Komunikasi, sebuah kegiatan yang sehari-hari kita lakukan baik tanpa sadar ataupun tidak. Sepele memang, komunikasi bisa sesederhana mengangguk dan menggeleng tapi efeknya bisa luar biasa. Sayangnya memang kepribadian dan pandangan orang itu beda-beda. Ada orang-orang yang menganggap diam itu lebih baik, dan sebaliknya. Padahal saya yakin setiap orang pasti ingin dimengerti. Lalu bagaimana orang lain bisa mengerti kalau kamu saja tidak mau berusaha membuat orang lain mengerti. Bahkan psikologpun butuh jawaban kamu untuk mengerti psikologis kamu. So, let's speak up guys. Orang lain tidak akan mengerti dengan sendirinya, jangan berpikir mereka bisa membaca pikiran kamu. Kecuali orang-orang tertentu, ya lain cerita.
Lalu apakah perbedaan itu akan jadi masalah? Lagi-lagi ini kondisional, kalau kamu bahas perbedaan agama di pernikahan ya itu mungkin akan jadi masalah, buat sebagian besar orang. Tapi lagi-lagi kita bahas perbedaan secara general aja, bukan hal-hal prinsipil seperti itu. Misalnya, kalau bicara harusnya mungkin kita akan berpikir bahwa semua orang indonesia suka makan nasi. Nah kamu gak bisa bicara harusnya, inget bahwa setiap orang punya pikiran, pandangan dan kepercayaan masing-masing. Mungkin ada orang yang suka makan nasi, baik dengan alasan sekedar tidak suka atau bisa juga alasan kesehatan. Lalu apa ini akan jadi masalah? ya enggak juga, perbedaan ada bukan untuk dipermasalahkan tapi untuk ditoleransi kan.

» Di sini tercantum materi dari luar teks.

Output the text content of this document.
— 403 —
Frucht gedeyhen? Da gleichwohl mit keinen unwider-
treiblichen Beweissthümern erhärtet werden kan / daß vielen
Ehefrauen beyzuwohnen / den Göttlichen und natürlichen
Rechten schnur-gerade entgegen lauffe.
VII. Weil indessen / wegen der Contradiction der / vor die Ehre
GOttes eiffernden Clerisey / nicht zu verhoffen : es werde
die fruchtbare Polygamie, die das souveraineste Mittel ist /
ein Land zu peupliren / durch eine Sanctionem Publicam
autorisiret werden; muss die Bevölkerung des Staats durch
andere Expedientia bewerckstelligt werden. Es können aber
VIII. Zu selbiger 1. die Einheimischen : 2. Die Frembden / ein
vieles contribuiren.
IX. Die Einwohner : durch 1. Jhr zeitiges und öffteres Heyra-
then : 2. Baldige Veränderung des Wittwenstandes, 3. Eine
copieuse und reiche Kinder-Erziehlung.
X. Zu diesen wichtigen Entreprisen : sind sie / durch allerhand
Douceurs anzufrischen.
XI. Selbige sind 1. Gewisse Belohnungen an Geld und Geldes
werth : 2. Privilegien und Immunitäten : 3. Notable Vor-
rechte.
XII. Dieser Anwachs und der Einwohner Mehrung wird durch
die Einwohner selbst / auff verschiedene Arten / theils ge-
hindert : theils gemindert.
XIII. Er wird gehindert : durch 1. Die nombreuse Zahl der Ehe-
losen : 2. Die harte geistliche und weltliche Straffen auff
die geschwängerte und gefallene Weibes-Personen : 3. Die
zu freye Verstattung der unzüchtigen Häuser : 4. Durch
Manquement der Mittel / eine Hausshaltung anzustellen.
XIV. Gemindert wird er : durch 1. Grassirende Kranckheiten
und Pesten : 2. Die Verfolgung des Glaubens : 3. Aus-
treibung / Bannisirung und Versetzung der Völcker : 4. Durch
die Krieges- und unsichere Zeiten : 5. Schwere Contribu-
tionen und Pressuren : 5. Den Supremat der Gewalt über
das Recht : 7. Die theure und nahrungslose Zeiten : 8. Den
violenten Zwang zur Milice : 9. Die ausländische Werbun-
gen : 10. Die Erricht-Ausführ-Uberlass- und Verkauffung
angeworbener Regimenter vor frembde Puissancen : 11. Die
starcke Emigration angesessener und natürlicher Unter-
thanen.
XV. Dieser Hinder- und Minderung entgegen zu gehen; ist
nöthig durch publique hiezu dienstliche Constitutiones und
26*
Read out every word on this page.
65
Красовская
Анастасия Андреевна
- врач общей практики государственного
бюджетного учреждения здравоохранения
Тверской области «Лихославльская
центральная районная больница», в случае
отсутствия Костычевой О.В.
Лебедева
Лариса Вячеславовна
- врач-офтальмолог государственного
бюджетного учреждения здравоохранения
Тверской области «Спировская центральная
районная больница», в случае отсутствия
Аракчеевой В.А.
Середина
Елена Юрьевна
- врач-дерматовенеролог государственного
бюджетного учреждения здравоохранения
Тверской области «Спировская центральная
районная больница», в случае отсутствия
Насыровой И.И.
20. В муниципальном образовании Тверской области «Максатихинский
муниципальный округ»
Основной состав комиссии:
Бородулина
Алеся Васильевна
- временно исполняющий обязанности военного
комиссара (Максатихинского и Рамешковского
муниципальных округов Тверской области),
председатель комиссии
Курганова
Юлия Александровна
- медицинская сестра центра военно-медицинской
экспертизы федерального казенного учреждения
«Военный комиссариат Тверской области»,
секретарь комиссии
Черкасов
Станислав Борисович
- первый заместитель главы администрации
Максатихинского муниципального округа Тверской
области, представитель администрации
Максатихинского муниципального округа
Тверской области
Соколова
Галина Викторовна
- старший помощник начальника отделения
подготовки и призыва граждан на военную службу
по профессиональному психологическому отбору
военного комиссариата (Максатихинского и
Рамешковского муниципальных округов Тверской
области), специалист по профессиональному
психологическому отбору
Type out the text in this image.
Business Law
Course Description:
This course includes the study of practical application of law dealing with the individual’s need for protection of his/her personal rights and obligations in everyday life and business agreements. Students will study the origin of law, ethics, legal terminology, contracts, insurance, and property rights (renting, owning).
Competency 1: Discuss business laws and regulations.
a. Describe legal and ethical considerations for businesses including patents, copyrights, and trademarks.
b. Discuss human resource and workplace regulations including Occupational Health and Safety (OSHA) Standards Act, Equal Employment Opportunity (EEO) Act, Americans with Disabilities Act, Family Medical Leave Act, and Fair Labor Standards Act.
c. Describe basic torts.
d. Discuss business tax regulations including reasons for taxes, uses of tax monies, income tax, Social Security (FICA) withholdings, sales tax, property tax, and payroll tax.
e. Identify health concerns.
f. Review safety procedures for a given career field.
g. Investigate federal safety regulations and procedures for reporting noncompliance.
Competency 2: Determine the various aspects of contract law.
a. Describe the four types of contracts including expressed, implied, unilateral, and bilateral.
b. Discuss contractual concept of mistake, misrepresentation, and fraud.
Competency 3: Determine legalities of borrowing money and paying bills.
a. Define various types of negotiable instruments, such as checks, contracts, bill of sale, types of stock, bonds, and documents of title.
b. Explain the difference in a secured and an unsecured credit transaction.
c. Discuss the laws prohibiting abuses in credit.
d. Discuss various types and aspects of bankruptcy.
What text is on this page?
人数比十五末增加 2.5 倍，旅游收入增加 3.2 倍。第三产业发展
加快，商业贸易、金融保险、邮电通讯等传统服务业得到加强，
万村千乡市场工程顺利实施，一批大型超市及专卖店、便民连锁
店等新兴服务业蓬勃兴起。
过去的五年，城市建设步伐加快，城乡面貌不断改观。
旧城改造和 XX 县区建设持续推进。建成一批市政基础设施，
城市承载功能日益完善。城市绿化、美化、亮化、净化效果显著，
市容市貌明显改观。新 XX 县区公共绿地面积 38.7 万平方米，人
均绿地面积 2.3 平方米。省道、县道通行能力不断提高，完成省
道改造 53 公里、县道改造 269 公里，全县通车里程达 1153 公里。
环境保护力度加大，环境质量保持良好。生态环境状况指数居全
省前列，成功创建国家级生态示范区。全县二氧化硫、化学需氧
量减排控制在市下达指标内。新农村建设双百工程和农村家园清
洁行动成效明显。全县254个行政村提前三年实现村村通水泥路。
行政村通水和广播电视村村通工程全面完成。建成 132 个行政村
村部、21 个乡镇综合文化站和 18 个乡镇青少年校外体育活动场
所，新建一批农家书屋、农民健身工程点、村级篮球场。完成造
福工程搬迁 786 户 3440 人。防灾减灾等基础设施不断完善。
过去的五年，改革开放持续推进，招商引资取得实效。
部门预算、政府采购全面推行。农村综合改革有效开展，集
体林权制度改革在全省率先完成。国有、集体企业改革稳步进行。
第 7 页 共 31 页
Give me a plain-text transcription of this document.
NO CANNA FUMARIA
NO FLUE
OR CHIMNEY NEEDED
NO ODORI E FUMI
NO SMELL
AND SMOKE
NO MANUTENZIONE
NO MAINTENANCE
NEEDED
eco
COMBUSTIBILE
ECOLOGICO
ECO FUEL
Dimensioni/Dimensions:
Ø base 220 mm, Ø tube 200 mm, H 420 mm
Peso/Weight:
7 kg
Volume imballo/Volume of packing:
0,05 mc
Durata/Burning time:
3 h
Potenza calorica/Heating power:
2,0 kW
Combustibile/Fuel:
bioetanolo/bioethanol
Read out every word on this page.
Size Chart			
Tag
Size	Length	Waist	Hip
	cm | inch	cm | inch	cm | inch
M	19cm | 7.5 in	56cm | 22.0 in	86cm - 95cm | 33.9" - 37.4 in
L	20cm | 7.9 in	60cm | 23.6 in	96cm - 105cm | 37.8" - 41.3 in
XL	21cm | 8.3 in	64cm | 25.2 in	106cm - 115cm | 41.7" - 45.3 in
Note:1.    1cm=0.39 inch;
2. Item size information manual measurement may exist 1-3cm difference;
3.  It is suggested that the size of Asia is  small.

Toh setiap individu punya hak kebebasan masing-masing, entah kebebasan apapun itu. Selama tidak mengganggu dan merugikan hak orang lain, ya udah perbedaan itu hal biasa.
Sayangnya negara kita termasuk negara kolektivis, jadi kayak lebih percaya diri kalau rame-rame. Efeknya, yang banyak pengikutnya dianggap lebih benar. Padahal belum tentu dan kitapun harus menghormati hak minoritas karena mereka juga punya hak yang sama. Tapi karena budaya kolektivis tadi, seringkali yang terjadi adalah minoritas jadi enggan menyuarakan pendapatnya. Lalu mereka terpaksa dan dipaksa menyetujui kelompok mayoritas. Padahal menurut saya semakin kesini orang semakin terbuka dan bisa toleransi dengan perbedaan.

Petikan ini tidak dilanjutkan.